Modpacks & mods: match the exact pack version and mod loader. A world saved on one modpack version can corrupt if you load it on a different one. Copy the whole pack, not just the world.

4 Point your players to the new address

Your new host gives you an IP (and usually a port). Share that as the new server address. If you want a clean play.yourname.com instead of an IP, add an SRV record at your domain registrar pointing to the host — most panels show you the exact values. Then tell your players to update the server in their list.

5 What to actually look for in a host

Hosts love to advertise huge RAM numbers. For Minecraft, that's the wrong thing to chase. Here's what matters, in order:

  • Single-thread CPU speed. Minecraft runs its main loop on one thread, so per-core clock speed decides your TPS far more than core count or RAM. Ask what CPU they run.
  • NVMe storage. Fast disk = fast chunk loading and saves.
  • Real 24/7 uptime + DDoS protection. The whole reason you're leaving Aternos.
  • Full file access & a real panel. You should be able to SFTP in and install anything.
  • Honest pricing & support. No fake hardware claims, no "unlimited" nonsense, and a human when something breaks.
  • Right-sized RAM. 4–8 GB suits most plugin servers; modpacks 8–12 GB. Don't overpay for RAM you won't use — it won't raise your TPS.

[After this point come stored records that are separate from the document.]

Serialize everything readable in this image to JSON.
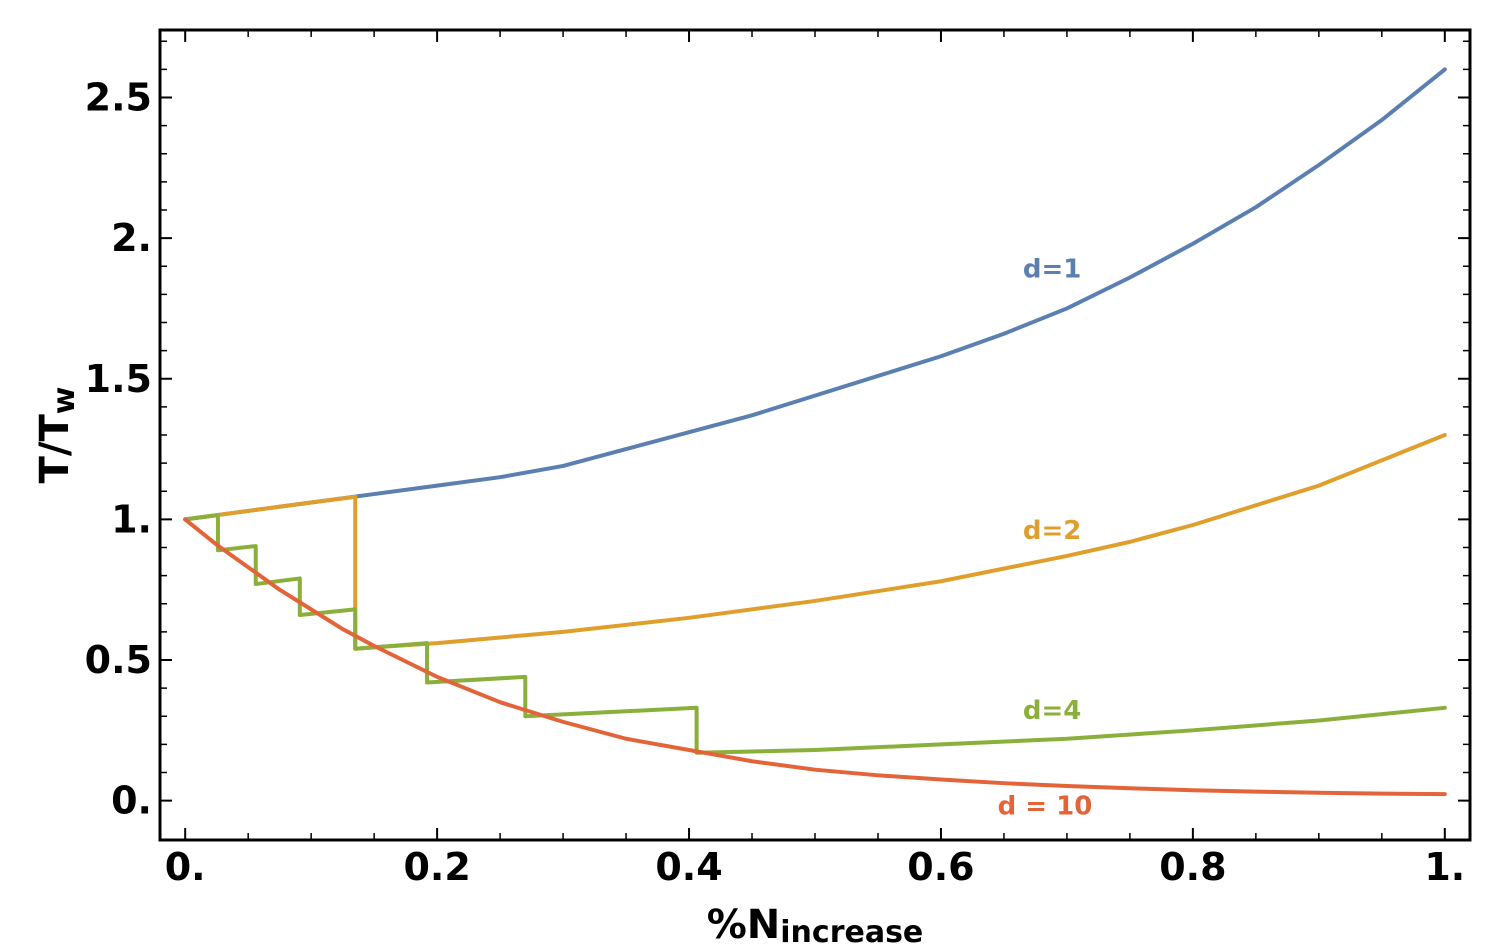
{
  "chart_data": {
    "type": "line",
    "xlabel": {
      "main": "%N",
      "sub": "increase"
    },
    "ylabel": {
      "main": "T/T",
      "sub": "w"
    },
    "xlim": [
      -0.02,
      1.02
    ],
    "ylim": [
      -0.14,
      2.74
    ],
    "x_ticks": [
      {
        "value": 0,
        "label": "0."
      },
      {
        "value": 0.2,
        "label": "0.2"
      },
      {
        "value": 0.4,
        "label": "0.4"
      },
      {
        "value": 0.6,
        "label": "0.6"
      },
      {
        "value": 0.8,
        "label": "0.8"
      },
      {
        "value": 1,
        "label": "1."
      }
    ],
    "y_ticks": [
      {
        "value": 0,
        "label": "0."
      },
      {
        "value": 0.5,
        "label": "0.5"
      },
      {
        "value": 1,
        "label": "1."
      },
      {
        "value": 1.5,
        "label": "1.5"
      },
      {
        "value": 2,
        "label": "2."
      },
      {
        "value": 2.5,
        "label": "2.5"
      }
    ],
    "grid": false,
    "series": [
      {
        "label": "d=1",
        "color": "#5b7fb0",
        "label_at": [
          0.665,
          1.86
        ],
        "x": [
          0,
          0.05,
          0.1,
          0.15,
          0.2,
          0.25,
          0.3,
          0.35,
          0.4,
          0.45,
          0.5,
          0.55,
          0.6,
          0.65,
          0.7,
          0.75,
          0.8,
          0.85,
          0.9,
          0.95,
          1.0
        ],
        "y": [
          1.0,
          1.03,
          1.06,
          1.09,
          1.12,
          1.15,
          1.19,
          1.25,
          1.31,
          1.37,
          1.44,
          1.51,
          1.58,
          1.66,
          1.75,
          1.86,
          1.98,
          2.11,
          2.26,
          2.42,
          2.6
        ]
      },
      {
        "label": "d=2",
        "color": "#e09f2c",
        "label_at": [
          0.665,
          0.93
        ],
        "x": [
          0,
          0.05,
          0.1,
          0.135,
          0.135,
          0.15,
          0.2,
          0.3,
          0.4,
          0.5,
          0.6,
          0.7,
          0.75,
          0.8,
          0.85,
          0.9,
          0.95,
          1.0
        ],
        "y": [
          1.0,
          1.03,
          1.06,
          1.08,
          0.54,
          0.545,
          0.56,
          0.6,
          0.65,
          0.71,
          0.78,
          0.87,
          0.92,
          0.98,
          1.05,
          1.12,
          1.21,
          1.3
        ]
      },
      {
        "label": "d=4",
        "color": "#8aaf3a",
        "label_at": [
          0.665,
          0.29
        ],
        "x": [
          0,
          0.026,
          0.026,
          0.056,
          0.056,
          0.091,
          0.091,
          0.135,
          0.135,
          0.192,
          0.192,
          0.27,
          0.27,
          0.406,
          0.406,
          0.5,
          0.6,
          0.7,
          0.8,
          0.9,
          1.0
        ],
        "y": [
          1.0,
          1.015,
          0.89,
          0.905,
          0.77,
          0.79,
          0.66,
          0.68,
          0.54,
          0.56,
          0.42,
          0.44,
          0.3,
          0.33,
          0.17,
          0.18,
          0.2,
          0.22,
          0.25,
          0.285,
          0.33
        ]
      },
      {
        "label": "d = 10",
        "color": "#e4643a",
        "label_at": [
          0.645,
          -0.05
        ],
        "x": [
          0,
          0.025,
          0.05,
          0.075,
          0.1,
          0.125,
          0.15,
          0.2,
          0.25,
          0.3,
          0.35,
          0.4,
          0.45,
          0.5,
          0.55,
          0.6,
          0.65,
          0.7,
          0.75,
          0.8,
          0.85,
          0.9,
          0.95,
          1.0
        ],
        "y": [
          1.0,
          0.91,
          0.83,
          0.75,
          0.68,
          0.61,
          0.55,
          0.44,
          0.35,
          0.28,
          0.22,
          0.18,
          0.14,
          0.11,
          0.09,
          0.075,
          0.062,
          0.052,
          0.044,
          0.037,
          0.032,
          0.028,
          0.025,
          0.023
        ]
      }
    ]
  }
}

Once you're moved, it's worth a quick tune-up — see our Minecraft optimization guide and the Optimization Wizard to get the most out of your new hardware.

Ready for a server that never sleeps?

Solace runs Minecraft on high-clock CPUs (great single-thread = high TPS) with NVMe storage, DDoS protection and full file access. Paper preinstalled, one-click version switching, live in 60 seconds — from $4/mo.

View Minecraft hosting

6 Quick recap

  1. Decide if you've really outgrown free hosting (24/7? performance? plugins?).
  2. Download your world (and configs) from Aternos Files/Backups.
  3. Create the server on the new host, matching software + version.
  4. Upload the world, re-add plugins/mods, fix level-name, start up.
  5. Share the new address (or set up an SRV record for a domain).
  6. Pick a host on CPU clock speed and uptime — not RAM marketing.